Council unanimously passed the final reading of a resolution during Wednesday (June 14) night’s meeting which amends the town’s noise and nuisance bylaw to fast-track noise exemptions for farmers looking to scare nuisance animals away from their crops with shotguns or noisemakers.
Area farmers had previously requested a blanket exemption but council was not comfortable granting it.
The new resolution allows exemption requests to be judged on a case-by-case basis by the town’s chief administrative officer, Robert Hughes. Hughes could then grant a temporary exemption to the individual farmer.
Exemptions have been granted previously, however, in the past the decision had to be voted on by council during a monthly town meeting.
Coun. Emile Gallant, chair of the safety and services board, previously told The Guardian the amendment was necessary to save time for farmers.

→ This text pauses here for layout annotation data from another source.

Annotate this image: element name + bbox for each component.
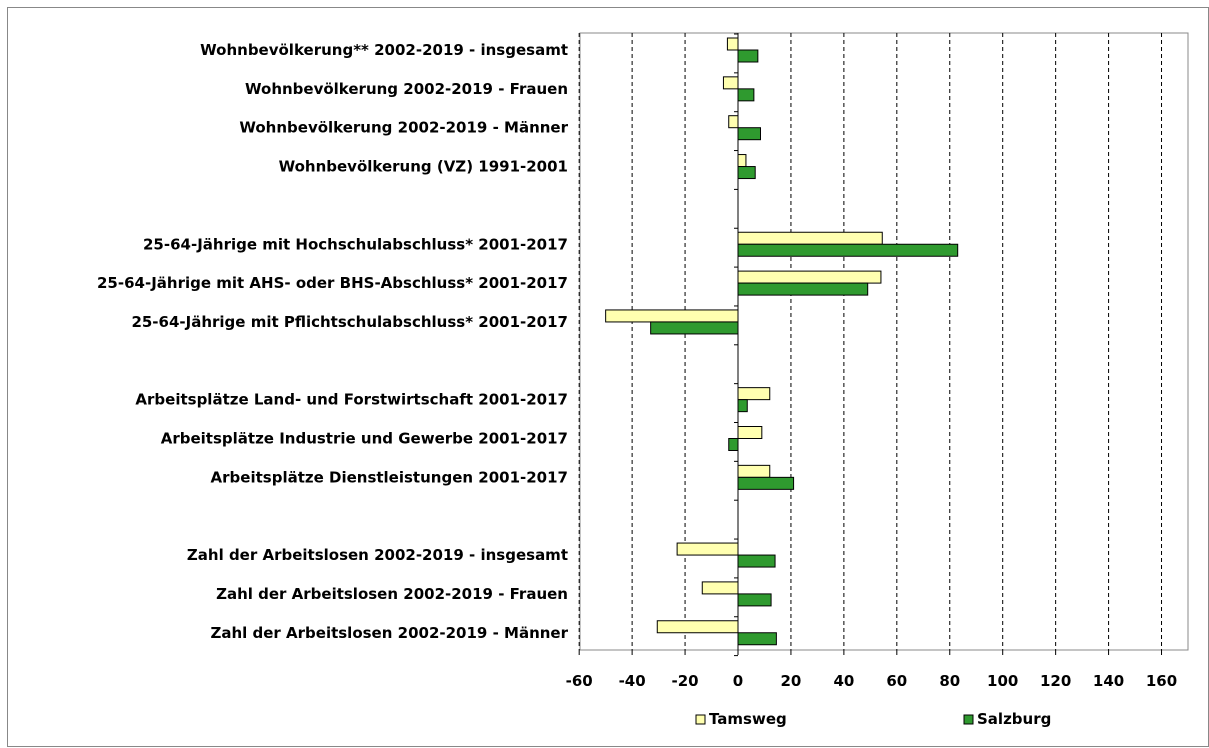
bar-tamsweg [737,231,883,245]
category-label: 25-64-Jährige mit AHS- oder BHS-Abschlus… [97,274,568,292]
category-label: 25-64-Jährige mit Hochschulabschluss* 20… [143,235,568,253]
category-label: Arbeitsplätze Dienstleistungen 2001-2017 [211,468,568,486]
bar-tamsweg [701,581,739,595]
x-tick-label: -60 [566,672,593,690]
legend-swatch-tamsweg [695,714,706,725]
axes [578,33,1163,657]
bar-salzburg [737,632,777,646]
bar-salzburg [737,593,772,607]
x-tick-label: 40 [833,672,854,690]
x-tick-label: 20 [781,672,802,690]
legend: Tamsweg Salzburg [695,710,1051,728]
bar-salzburg [737,243,959,257]
bar-tamsweg [737,270,882,284]
bar-tamsweg [726,37,739,51]
bar-tamsweg [656,620,739,634]
category-label: Zahl der Arbeitslosen 2002-2019 - Männer [210,624,568,642]
x-tick-label: 160 [1146,672,1177,690]
category-label: Zahl der Arbeitslosen 2002-2019 - insges… [187,546,568,564]
bar-tamsweg [737,154,747,168]
category-label: Wohnbevölkerung 2002-2019 - Männer [239,119,568,137]
category-label: Zahl der Arbeitslosen 2002-2019 - Frauen [216,585,568,603]
category-label: Wohnbevölkerung (VZ) 1991-2001 [279,158,568,176]
x-tick-label: 80 [939,672,960,690]
legend-label-tamsweg: Tamsweg [709,710,787,728]
bar-salzburg [737,554,776,568]
bar-salzburg [737,49,759,63]
bar-salzburg [650,321,739,335]
category-label: Arbeitsplätze Industrie und Gewerbe 2001… [161,430,568,448]
category-label: Wohnbevölkerung 2002-2019 - Frauen [245,80,568,98]
bar-salzburg [737,127,761,141]
x-tick-label: -20 [672,672,699,690]
category-label: Arbeitsplätze Land- und Forstwirtschaft … [135,391,568,409]
bar-tamsweg [728,115,739,129]
chart-frame: Wohnbevölkerung** 2002-2019 - insgesamt W… [7,7,1209,747]
bar-tamsweg [737,387,771,401]
bar-chart: Wohnbevölkerung** 2002-2019 - insgesamt W… [97,32,1189,728]
x-tick-label: 60 [886,672,907,690]
tick-labels: -60 -40 -20 0 20 40 60 80 100 120 140 160 [566,672,1178,690]
bar-salzburg [737,399,748,413]
bar-salzburg [728,438,739,451]
bar-tamsweg [737,426,763,439]
bar-tamsweg [737,464,771,478]
x-tick-label: 140 [1093,672,1124,690]
bar-salzburg [737,166,756,180]
x-tick-label: 100 [987,672,1018,690]
bar-tamsweg [605,309,739,323]
bar-salzburg [737,282,869,296]
grid-lines [578,33,1163,650]
bar-tamsweg [722,76,739,90]
bars [605,37,959,646]
legend-label-salzburg: Salzburg [977,710,1051,728]
legend-swatch-salzburg [963,714,974,725]
plot-area [579,32,1189,651]
bar-salzburg [737,88,755,102]
x-tick-label: -40 [619,672,646,690]
category-label: Wohnbevölkerung** 2002-2019 - insgesamt [200,41,568,59]
category-labels: Wohnbevölkerung** 2002-2019 - insgesamt W… [97,41,569,642]
bar-tamsweg [676,542,739,556]
x-tick-label: 120 [1040,672,1071,690]
category-label: 25-64-Jährige mit Pflichtschulabschluss*… [131,313,568,331]
bar-salzburg [737,476,795,490]
x-tick-label: 0 [733,672,743,690]
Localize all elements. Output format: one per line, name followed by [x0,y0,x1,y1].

In previous cases, much of the damage to crops had already been done while farmers waited for council to vote on the exemption.

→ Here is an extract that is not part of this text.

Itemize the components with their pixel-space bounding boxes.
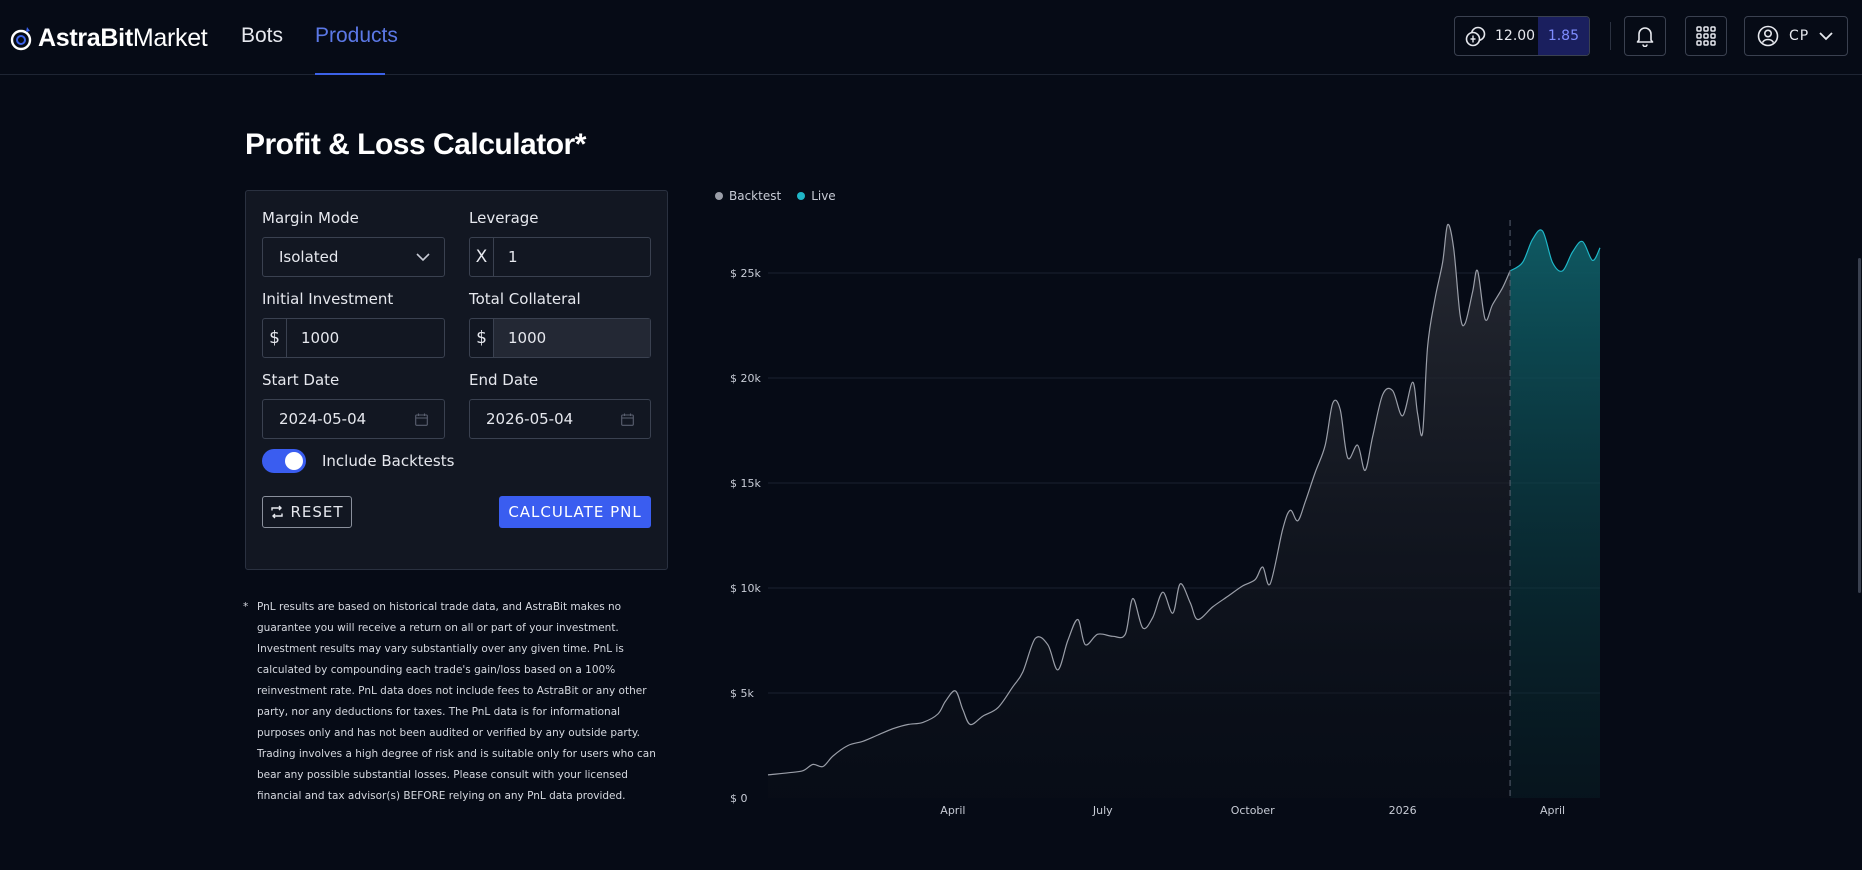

“It can take a while (to get an exemption from council) while the CAO can make a decision that same day,” said Gallant. “Last year, we heard of some farmers over a 24- to 48-hour period losing $10,000 from crows coming in and taking all the small crops they had planted.
“So decisions have to be made very quickly for them.”
While crows have been the main source of problems, the amendment will include other nuisance animals. Affected crops have ranged from turnips, cabbages, strawberries and brussel sprouts to just about any produce that has a seed planted only a few inches underground and within reach of the nuisance animals.